Yeah Im with Harley on this one. My Manny tank has no extra airiation than any other tank Ive had.


----------



## CraigStables (Oct 5, 2003)

RRice said:


> i dont even know if anyone has a manny that is too big for a 55g
> [snapback]1076705[/snapback]​


off the top of my head I can think of 5 maybe 6 members that have Mannies I wouldnt put in a 55Gal.

Mine is currently in a 115Gal and Im thinking of upgrading it as dont think its big enough with how active he is!


----------



## MR HARLEY (Aug 12, 2003)

> Mine is currently in a 115Gal and Im thinking of upgrading it as dont think its big enough with how active he is!
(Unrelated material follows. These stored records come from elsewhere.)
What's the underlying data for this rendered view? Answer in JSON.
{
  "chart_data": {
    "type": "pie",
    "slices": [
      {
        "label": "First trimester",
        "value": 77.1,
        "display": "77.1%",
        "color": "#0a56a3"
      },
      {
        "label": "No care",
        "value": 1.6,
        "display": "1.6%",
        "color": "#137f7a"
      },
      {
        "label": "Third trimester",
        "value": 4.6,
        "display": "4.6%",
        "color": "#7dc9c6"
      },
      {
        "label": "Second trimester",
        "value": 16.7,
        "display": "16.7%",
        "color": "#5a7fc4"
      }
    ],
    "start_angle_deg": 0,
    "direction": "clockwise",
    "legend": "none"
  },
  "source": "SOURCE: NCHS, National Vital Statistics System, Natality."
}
Exactly , I have mine in a 135 and I am seriously seeking a 180 gallon tank for him, because of his tempermant . Spoiled ass Fish ..


----------



## CraigStables (Oct 5, 2003)

MR HARLEY said:


> > Mine is currently in a 115Gal and Im thinking of upgrading it as dont think its big enough with how active he is!
> 
> 
> Exactly , I have mine in a 135 and I am seriously seeking a 180 gallon tank for him, because of his tempermant . Spoiled ass Fish ..:laugh:
> [snapback]1077270[/snapback]​


Yup, exactly what I was thinking of upgrading to as I know by the time he is as big as your fella he is gonna be complaining about his tank if its smaller than 180Gal!!


----------



## MR HARLEY (Aug 12, 2003)

CraigStables said:


> MR HARLEY said:
> 
> 
> > > Mine is currently in a 115Gal and Im thinking of upgrading it as dont think its big enough with how active he is!
> ...


If the fishroom that I have him in allowed me to get a longer tank I would , like a 240 or something ...But I only have 13 feet of wall space to play with and there is already another 135 gallon (6 Feet) sitting right next to it . 
So 180 is all I can go , as far as standard 6 foot size tank .


----------



## j to the hart (Jan 18, 2005)

thanks for the help guys...i wasnt planning on keeping either of them in a 55 for life...i jus wanted to see which fish is more interesting...and yes i already kno that it depends on the fish...


----------